The Kenyatta National Hospital, the county referral system, KEMRI, and the community health information infrastructure collectively generate substantial volumes of clinical data. That data is increasingly valuable — not merely for clinical governance but for commercial AI development. The Data Protection Act of 2019 governs the conditions under which health data may be collected and processed (Republic of Kenya 2019). What neither the Data Protection Act nor the Kenya National Artificial Intelligence Strategy adequately addresses is the question of secondary value: who captures the commercial benefit when Kenyan health data is used to train AI tools deployed globally, and whether Kenya has any framework for negotiating that benefit.
The Gap in the Literature
The emerging literature on data governance in African contexts has focused substantially on data localisation requirements (Greenleaf 2022) and on consent mechanisms for data collection (Abdi 2021). Substantially less examined is the concept of data benefit-sharing — the question of whether, and how, a country whose clinical data is used to train commercially deployed AI tools should receive a structured return on that resource. This gap in the literature reflects a gap in policy: most African data governance frameworks were drafted before commercial AI training had become a significant use case for clinical data, and none addresses benefit-sharing in systematic terms (Abebe et al. 2021).
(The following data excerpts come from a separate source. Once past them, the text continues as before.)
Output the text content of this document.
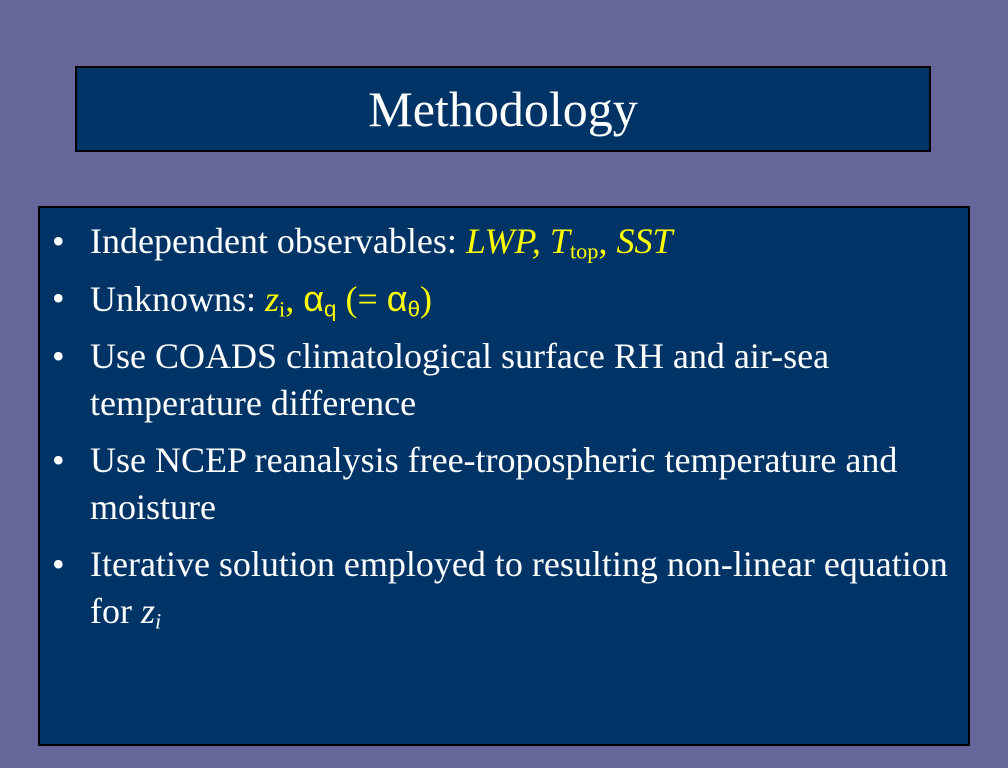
Methodology
• Independent observables: LWP, $T_{top}$, SST
• Unknowns: $z_i$, $\alpha_q$ (= $\alpha_\theta$)
• Use COADS climatological surface RH and air-sea temperature difference
• Use NCEP reanalysis free-tropospheric temperature and moisture
• Iterative solution employed to resulting non-linear equation for $z_i$
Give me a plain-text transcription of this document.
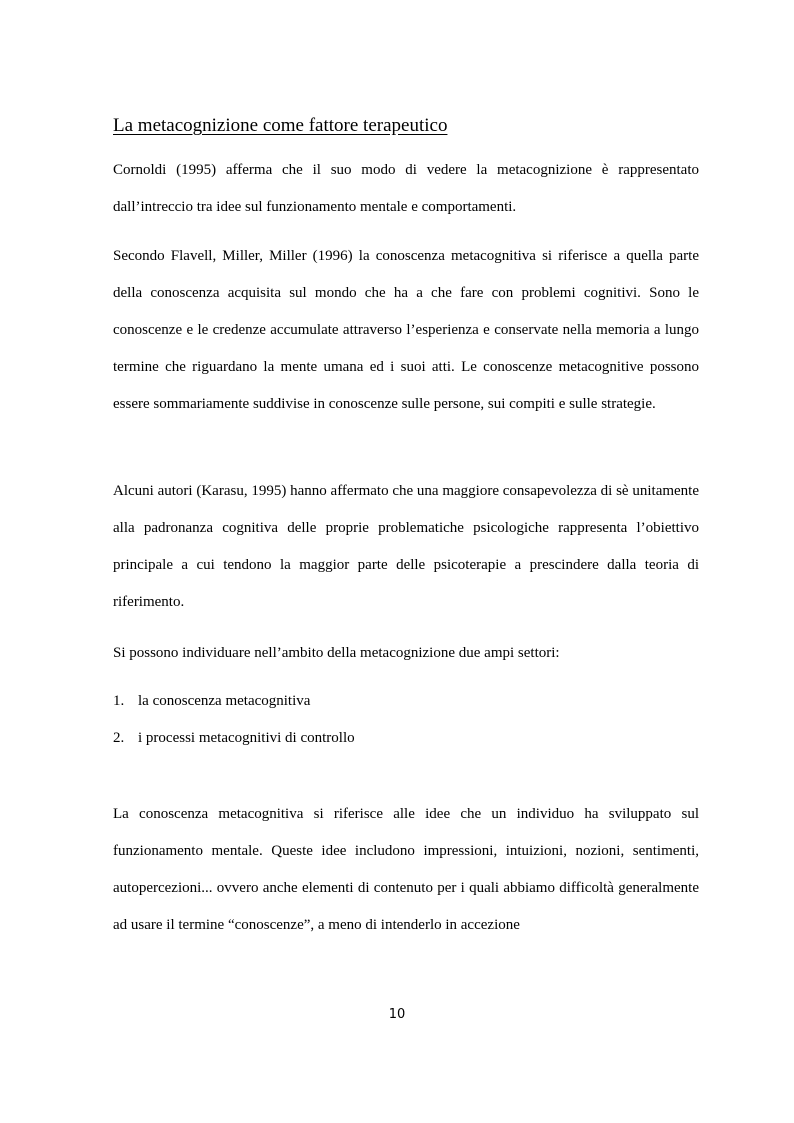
La metacognizione come fattore terapeutico

Cornoldi (1995) afferma che il suo modo di vedere la metacognizione è rappresentato dall’intreccio tra idee sul funzionamento mentale e comportamenti.

Secondo Flavell, Miller, Miller (1996) la conoscenza metacognitiva si riferisce a quella parte della conoscenza acquisita sul mondo che ha a che fare con problemi cognitivi. Sono le conoscenze e le credenze accumulate attraverso l’esperienza e conservate nella memoria a lungo termine che riguardano la mente umana ed i suoi atti. Le conoscenze metacognitive possono essere sommariamente suddivise in conoscenze sulle persone, sui compiti e sulle strategie.

Alcuni autori (Karasu, 1995) hanno affermato che una maggiore consapevolezza di sè unitamente alla padronanza cognitiva delle proprie problematiche psicologiche rappresenta l’obiettivo principale a cui tendono la maggior parte delle psicoterapie a prescindere dalla teoria di riferimento.

Si possono individuare nell’ambito della metacognizione due ampi settori:

1. la conoscenza metacognitiva
2. i processi metacognitivi di controllo

La conoscenza metacognitiva si riferisce alle idee che un individuo ha sviluppato sul funzionamento mentale. Queste idee includono impressioni, intuizioni, nozioni, sentimenti, autopercezioni... ovvero anche elementi di contenuto per i quali abbiamo difficoltà generalmente ad usare il termine “conoscenze”, a meno di intenderlo in accezione

10
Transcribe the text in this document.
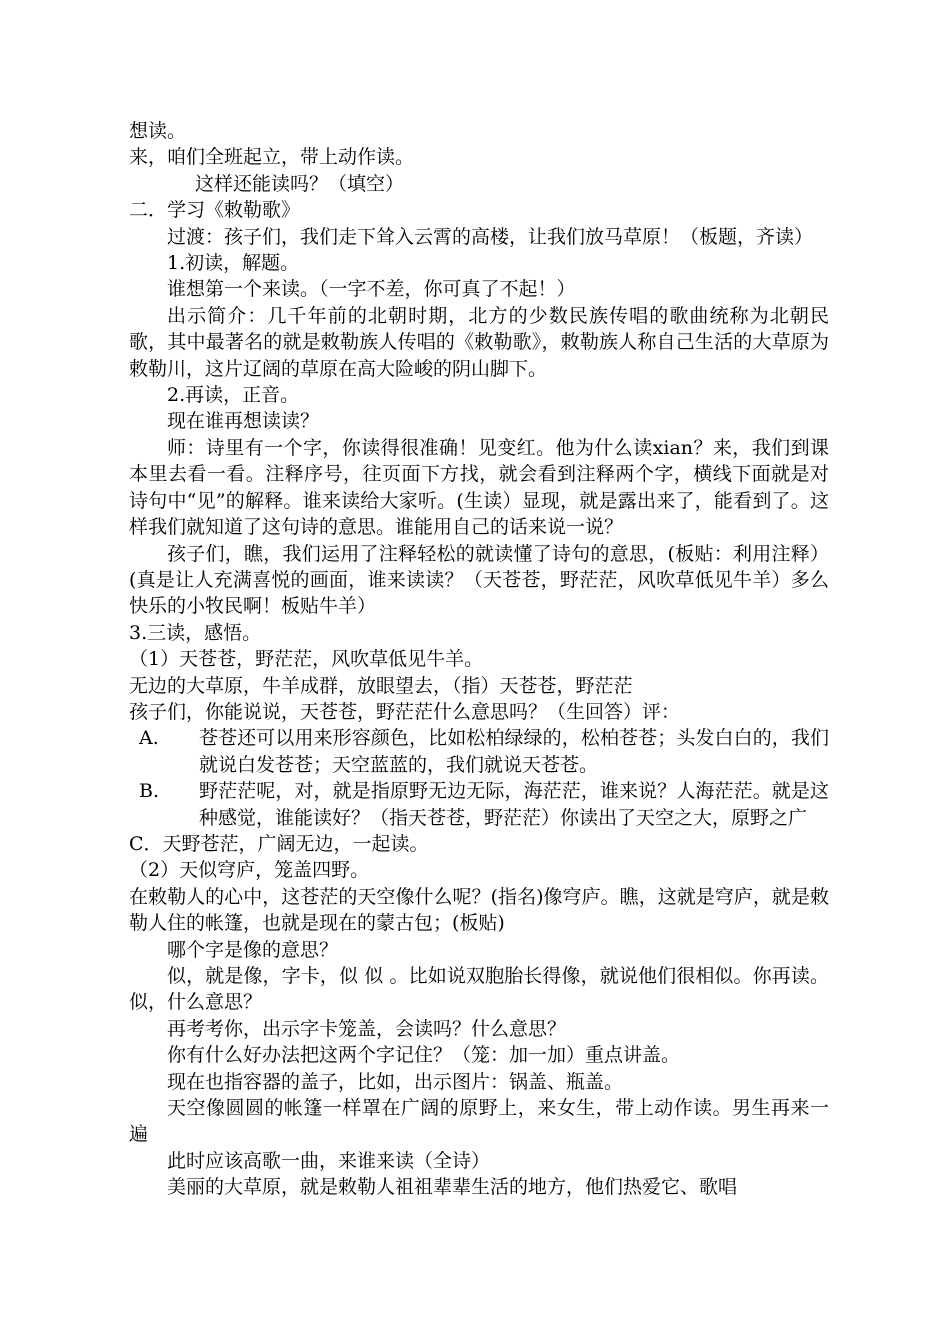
想读。

来，咱们全班起立，带上动作读。

这样还能读吗？（填空）

二．学习《敕勒歌》

过渡：孩子们，我们走下耸入云霄的高楼，让我们放马草原！（板题，齐读）

1.初读，解题。

谁想第一个来读。（一字不差，你可真了不起！）

出示简介：几千年前的北朝时期，北方的少数民族传唱的歌曲统称为北朝民歌，其中最著名的就是敕勒族人传唱的《敕勒歌》，敕勒族人称自己生活的大草原为敕勒川，这片辽阔的草原在高大险峻的阴山脚下。

2.再读，正音。

现在谁再想读读？

师：诗里有一个字，你读得很准确！见变红。他为什么读xian？来，我们到课本里去看一看。注释序号，往页面下方找，就会看到注释两个字，横线下面就是对诗句中“见”的解释。谁来读给大家听。(生读）显现，就是露出来了，能看到了。这样我们就知道了这句诗的意思。谁能用自己的话来说一说？

孩子们，瞧，我们运用了注释轻松的就读懂了诗句的意思，(板贴：利用注释）(真是让人充满喜悦的画面，谁来读读？（天苍苍，野茫茫，风吹草低见牛羊）多么快乐的小牧民啊！板贴牛羊）

3.三读，感悟。

（1）天苍苍，野茫茫，风吹草低见牛羊。

无边的大草原，牛羊成群，放眼望去，（指）天苍苍，野茫茫

孩子们，你能说说，天苍苍，野茫茫什么意思吗？（生回答）评：

A.	苍苍还可以用来形容颜色，比如松柏绿绿的，松柏苍苍；头发白白的，我们就说白发苍苍；天空蓝蓝的，我们就说天苍苍。
B.	野茫茫呢，对，就是指原野无边无际，海茫茫，谁来说？人海茫茫。就是这种感觉，谁能读好？（指天苍苍，野茫茫）你读出了天空之大，原野之广

C．天野苍茫，广阔无边，一起读。

（2）天似穹庐，笼盖四野。

在敕勒人的心中，这苍茫的天空像什么呢？(指名)像穹庐。瞧，这就是穹庐，就是敕勒人住的帐篷，也就是现在的蒙古包；(板贴)

哪个字是像的意思？

似，就是像，字卡，似 似 。比如说双胞胎长得像，就说他们很相似。你再读。似，什么意思？

再考考你，出示字卡笼盖，会读吗？什么意思？

你有什么好办法把这两个字记住？（笼：加一加）重点讲盖。

现在也指容器的盖子，比如，出示图片：锅盖、瓶盖。

天空像圆圆的帐篷一样罩在广阔的原野上，来女生，带上动作读。男生再来一遍

此时应该高歌一曲，来谁来读（全诗）

美丽的大草原，就是敕勒人祖祖辈辈生活的地方，他们热爱它、歌唱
This article proposes a framework for Kenya.
The Value Chain Kenya Is Not Positioned In
An AI diagnostic tool trained on East African clinical data and sold to healthcare systems globally captures value from a resource — population health data — that was generated by Kenyan patients, clinicians, and public institutions. The Data Protection Act requires lawful processing on specified bases and explicit consent for sensitive health data (Republic of Kenya 2019, s. 30). It does not require that the commercial value chain flowing from that data return any proportion of value to the public system that generated it. This is not unique to Kenya; it is a structural feature of the current global AI development economy. It is, however, a gap Kenya is positioned to address before the commercial extraction becomes too entrenched to regulate.
Kenya's health data is not a passive resource waiting to be discovered. It is infrastructure. The question is who owns the infrastructure and who pays to use it.
South Africa's Emerging Data Sovereignty Framework
South Africa offers the most developed regional precedent for data governance reform in this area. The Protection of Personal Information Act and subsequent guidance from the Information Regulator have begun to address the conditions under which health data may be shared for research and commercial purposes (South Africa 2013). More directly relevant is South Africa's emerging National Digital and Future Skills Strategy, which explicitly links data governance to economic benefit — positioning data as a national strategic resource rather than merely a subject of privacy regulation (South Africa, Department of Communications 2020). The limitation of the South African precedent is that it has not yet produced binding benefit-sharing requirements for commercial AI use cases; the framework remains aspirational in precisely the domain most relevant to this analysis.
Three Steps Available Now
First, the Office of the Data Protection Commissioner can issue a binding regulatory guidance note establishing that the secondary use of Kenyan health data for AI training constitutes a distinct processing purpose requiring fresh lawful basis assessment and documented benefit-return commitments from commercial actors — extending the existing Guidance Note on Health Data processing without waiting for primary legislative reform.
Second, the Ministry of Health and the ODPC can jointly develop a model data-sharing agreement for commercial AI developers accessing Kenyan clinical datasets, requiring as a standard term that a defined proportion of net revenue attributable to AI tools trained on those datasets be reinvested in Kenya's public health information infrastructure.
Third, KEMRI can establish a national clinical AI dataset registry — cataloguing the health datasets Kenya holds, their potential commercial value, and the terms on which they may be accessed — giving Kenya a documented negotiating position in commercial data-sharing arrangements rather than negotiating each arrangement from scratch.